Él se sentó delante de las dos copas. Estaba muy cansado.

– ¿Tenéis algo de comer?

– Unos frutos secos -dijo ella girándose hacia un aparador donde había una fuente con nueces y pasas.

Rodrigo hizo girar la pequeña bandeja de plata cambiando los vasos de sitio sin que ella le viera.

– Pero primero, brindad -repuso ella dejando el plato sobre la mesita, junto a las copas.

Alzaron los vasos.

– Por la venganza -dijo él.

– Por la venganza -añadió ella.

Bebieron. La joven preguntó:

– ¿Cómo lo habéis hecho? Debo confesar que no creía que pudierais conseguirlo.

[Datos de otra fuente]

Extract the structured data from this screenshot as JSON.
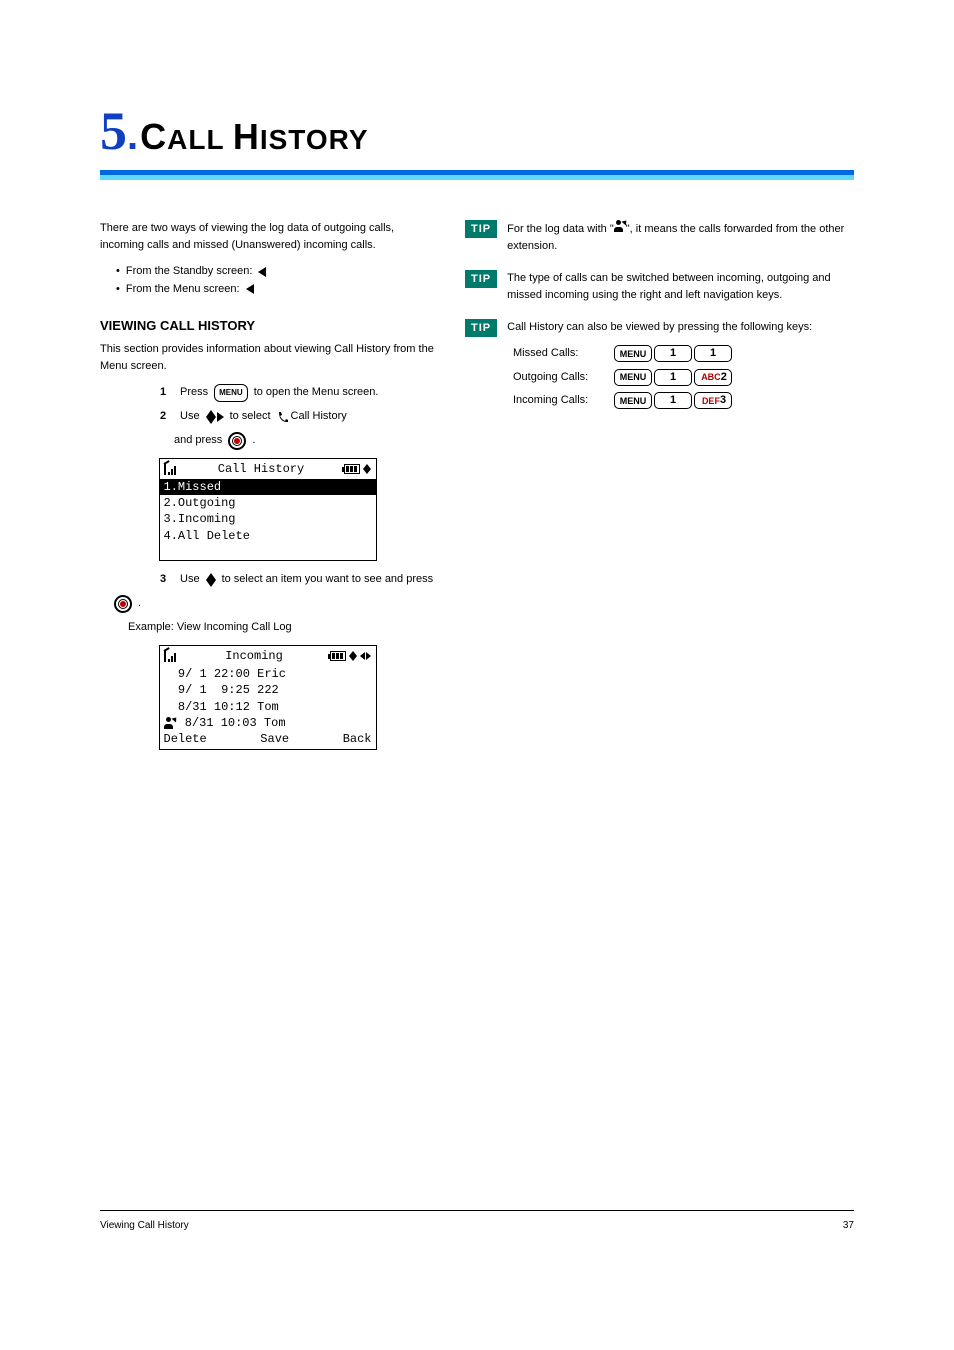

– No ha sido una experiencia agradable, creedme. Es una vieja receta que me preparó un médico árabe en Toledo. Hace muchos años de aquello y me costó una verdadera fortuna. Según decía él, el polvo que ingerí este amanecer y que produce una muerte aparente, capaz de confundir a cualquier médico, fue ingerido por Jesucristo para engañar a los romanos y que le bajaran de la cruz. Como veis estoy acostumbrado a escuchar todo tipo de blasfemias… pero el caso es que es efectivo.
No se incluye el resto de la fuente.